The battered fishing trawler is packed to the gunnels with people. Seven hundred of them. The camera pans down to the hold and peeks in; African faces peer out from below. Up on deck they are Arabs, mostly from Syria. They’d paid people-smugglers up to $1,500 a head for their passage.
They’d set off from the Libyan port of Zuwara at 3am. They were making good headway towards Italian waters. Shortly after Mivat filmed this scene, the boat’s captain got lost. A passing tanker spotted them and in desperation he rammed it. Those in the hold panicked, fled up onto the deck and threw themselves into the water.
“It was chaos,” said Mirvat. “Mayhem. It was like watching a movie. I remember feeling guilty that I’d brought my daughter. I was sitting there, cuddling her, and waiting to drown. If I die, I die. I remember that I was just preparing myself to die,” she said, wiping away tears. “I do not wish for anyone, even my bitterest enemy, to take such a risk, especially if they have children.”

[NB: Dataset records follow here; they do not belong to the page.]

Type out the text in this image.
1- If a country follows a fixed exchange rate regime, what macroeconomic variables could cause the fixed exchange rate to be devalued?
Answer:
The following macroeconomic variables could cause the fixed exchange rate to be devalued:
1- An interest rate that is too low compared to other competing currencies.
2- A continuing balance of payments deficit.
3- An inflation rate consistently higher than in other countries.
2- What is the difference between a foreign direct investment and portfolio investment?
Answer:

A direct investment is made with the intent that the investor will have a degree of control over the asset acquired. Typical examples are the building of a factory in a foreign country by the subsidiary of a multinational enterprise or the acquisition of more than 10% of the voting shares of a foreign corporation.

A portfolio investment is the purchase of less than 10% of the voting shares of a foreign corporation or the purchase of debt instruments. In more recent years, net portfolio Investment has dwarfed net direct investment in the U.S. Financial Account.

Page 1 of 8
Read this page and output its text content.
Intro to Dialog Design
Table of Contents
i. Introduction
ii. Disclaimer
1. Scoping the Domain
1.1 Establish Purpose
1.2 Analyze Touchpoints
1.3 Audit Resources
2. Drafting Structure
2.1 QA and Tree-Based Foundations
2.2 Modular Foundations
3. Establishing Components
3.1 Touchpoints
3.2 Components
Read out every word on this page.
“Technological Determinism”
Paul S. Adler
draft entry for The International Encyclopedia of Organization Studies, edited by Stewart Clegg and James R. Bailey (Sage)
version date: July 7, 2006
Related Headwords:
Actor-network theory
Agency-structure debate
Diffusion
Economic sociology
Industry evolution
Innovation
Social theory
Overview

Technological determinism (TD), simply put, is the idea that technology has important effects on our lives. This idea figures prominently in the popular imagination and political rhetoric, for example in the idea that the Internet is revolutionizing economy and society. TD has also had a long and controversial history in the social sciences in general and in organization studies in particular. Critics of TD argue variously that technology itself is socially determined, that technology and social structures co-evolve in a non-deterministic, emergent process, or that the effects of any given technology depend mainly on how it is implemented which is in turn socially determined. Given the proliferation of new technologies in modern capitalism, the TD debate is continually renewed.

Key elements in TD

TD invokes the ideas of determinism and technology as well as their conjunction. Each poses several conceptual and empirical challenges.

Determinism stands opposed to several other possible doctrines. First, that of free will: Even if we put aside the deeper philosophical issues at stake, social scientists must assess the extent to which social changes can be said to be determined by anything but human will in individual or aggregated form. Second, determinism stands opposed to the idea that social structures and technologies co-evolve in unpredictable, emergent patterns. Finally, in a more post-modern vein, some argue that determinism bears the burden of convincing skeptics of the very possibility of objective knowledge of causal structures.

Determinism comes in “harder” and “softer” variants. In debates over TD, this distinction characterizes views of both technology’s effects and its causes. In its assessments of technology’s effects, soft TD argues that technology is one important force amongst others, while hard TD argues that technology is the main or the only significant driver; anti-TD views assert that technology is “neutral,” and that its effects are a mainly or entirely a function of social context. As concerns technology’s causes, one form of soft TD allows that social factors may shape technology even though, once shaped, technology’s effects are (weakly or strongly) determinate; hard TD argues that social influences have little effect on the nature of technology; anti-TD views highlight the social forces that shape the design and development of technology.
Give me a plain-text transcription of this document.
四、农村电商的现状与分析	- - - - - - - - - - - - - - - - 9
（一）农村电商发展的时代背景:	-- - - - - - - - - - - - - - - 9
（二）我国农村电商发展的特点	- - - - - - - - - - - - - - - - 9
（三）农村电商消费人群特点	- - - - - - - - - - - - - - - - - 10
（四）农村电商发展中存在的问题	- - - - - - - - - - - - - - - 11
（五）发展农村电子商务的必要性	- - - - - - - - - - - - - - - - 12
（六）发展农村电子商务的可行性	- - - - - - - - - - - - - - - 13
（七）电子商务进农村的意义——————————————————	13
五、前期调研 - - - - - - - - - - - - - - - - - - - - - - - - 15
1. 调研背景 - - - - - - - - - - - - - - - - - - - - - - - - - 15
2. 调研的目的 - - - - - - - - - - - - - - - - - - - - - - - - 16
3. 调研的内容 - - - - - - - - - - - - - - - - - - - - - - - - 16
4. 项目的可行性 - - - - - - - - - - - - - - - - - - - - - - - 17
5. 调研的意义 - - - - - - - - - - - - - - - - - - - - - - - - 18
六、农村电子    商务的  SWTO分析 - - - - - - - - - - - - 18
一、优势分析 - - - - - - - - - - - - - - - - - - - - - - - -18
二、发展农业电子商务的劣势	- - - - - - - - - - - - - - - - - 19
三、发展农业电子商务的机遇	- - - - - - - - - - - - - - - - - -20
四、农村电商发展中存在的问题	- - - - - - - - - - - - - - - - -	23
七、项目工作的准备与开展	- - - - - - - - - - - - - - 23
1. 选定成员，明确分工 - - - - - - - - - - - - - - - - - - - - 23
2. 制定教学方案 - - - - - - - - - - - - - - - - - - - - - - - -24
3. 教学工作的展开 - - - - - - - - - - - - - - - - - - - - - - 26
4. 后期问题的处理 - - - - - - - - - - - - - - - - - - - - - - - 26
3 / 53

They survived. The oil tanker took them to Italy, and within a few days Mirav and Masa were in Calais. There, they paid another $1,500, this time to be smuggled under the Channel on a refrigerated truck.
Rushed to hospital
Once in Britain, the asylum seekers banged on the sides of the lorry, which stopped. Minutes later, British police opened the doors. Mirav was rushed straight to hospital. Being in that truck made me feel very unwell, she said.
“Sitting here in your new flat in Bradford, with the sun streaming in, do you think it was worth it?” I asked? Tears welled up in Mirav’s eyes once again. She almost said no. She thought for a moment. “I am happy,” she said, “just seeing Masa back at school and coming home laughing.”
Mirvat has now been reunited with Ala’a, released for a US$7,000 ransom paid by his father. He followed his mother across the Mediterranean in another death-trap trawler. In Calais he tried for months to find a way over or under the Channel, to Britain, to Mirvat and Masa. His journey finally ended just a few months ago, when he too got across in the back of a meat truck.
The family has begun a new life here now, among a small number of Syrian refugees to have been granted asylum in Britain. They are incredibly grateful and talk of the compassion and warmth of the people they’ve met. “But one day,” says Mirvat, “inshallah, we can go home to Syria.”